Starszy brat spojrzał na niego spode łba.
- A ty co? Zgłupiał? Warować na polu idę! Jedzenia będę potrzebował! Idźcie do chaty, miarkę czasu będzie, może matka coś wam rzuci.
- Kiedym sił nie mam...
- Tyleście przeszli to i jeszcze kawałek radę dacie!
Zanim jednak skończył mówić, staruszek znikł. Znikła też droga. Stary brat całą noc spędził na poszukiwaniach pola, w końcu, nad ranem, zmarznięty wrócił do domu, gdzie powiedział co i jak.
Ojciec posłuchał, pomyślał, pokręcił głową, w końcu odezwał się do średniego:
- Ty pójdziesz pola pilnować, bo starszy brat twój najwyraźniej zgłupiał.
I poszedł. A jako że łakomy był, zaczął zajadać jedzenie z węzełka kiedy tylko oddalił się od domu. Nie obejrzał się, a już ostatnie kawałczyny pozostały. Zjeść je miał, gdy nagle posłyszał głos starca.
- Ostaw, synu dla mnie tą ostatnią okruszynę... stary jestem i sił wędrować nie mam...

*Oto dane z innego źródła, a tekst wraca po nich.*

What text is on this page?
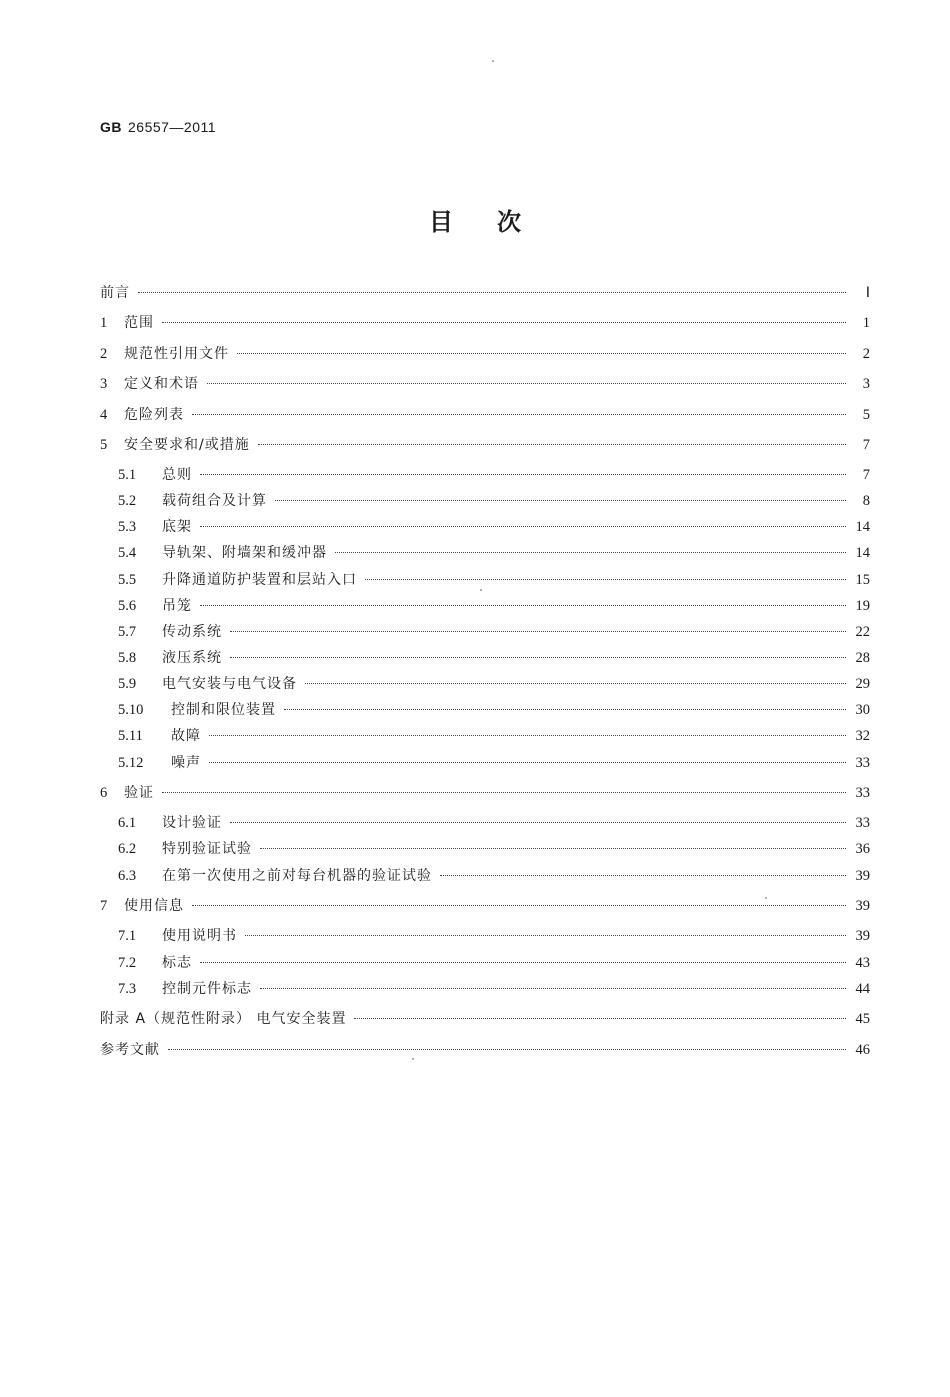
GB 26557—2011
目次
前言	Ⅰ
1	范围	1
2	规范性引用文件	2
3	定义和术语	3
4	危险列表	5
5	安全要求和/或措施	7
5.1	总则	7
5.2	载荷组合及计算	8
5.3	底架	14
5.4	导轨架、附墙架和缓冲器	14
5.5	升降通道防护装置和层站入口	15
5.6	吊笼	19
5.7	传动系统	22
5.8	液压系统	28
5.9	电气安装与电气设备	29
5.10	控制和限位装置	30
5.11	故障	32
5.12	噪声	33
6	验证	33
6.1	设计验证	33
6.2	特别验证试验	36
6.3	在第一次使用之前对每台机器的验证试验	39
7	使用信息	39
7.1	使用说明书	39
7.2	标志	43
7.3	控制元件标志	44
附录 A（规范性附录） 电气安全装置	45
参考文献	46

Średniego brata aż zatrzęsło! Toż te ostatnie kruszyny najbardziej sobie cenił! Wpakował je do gęby i odpowiada:
- Cóż mam dać gdy kiej nic nie mam? Idźcie do chałupy, to wam matka może coś rzuci!
Przełknąć jeszcze nie zdołał, kiedy znów staruszek zniknął wraz z całą drogą. I tak jak swój starszy brat - skąpiec nie wrócił do domu przed porankiem.
Więc rzekł ojciec do swojego trzeciego syna.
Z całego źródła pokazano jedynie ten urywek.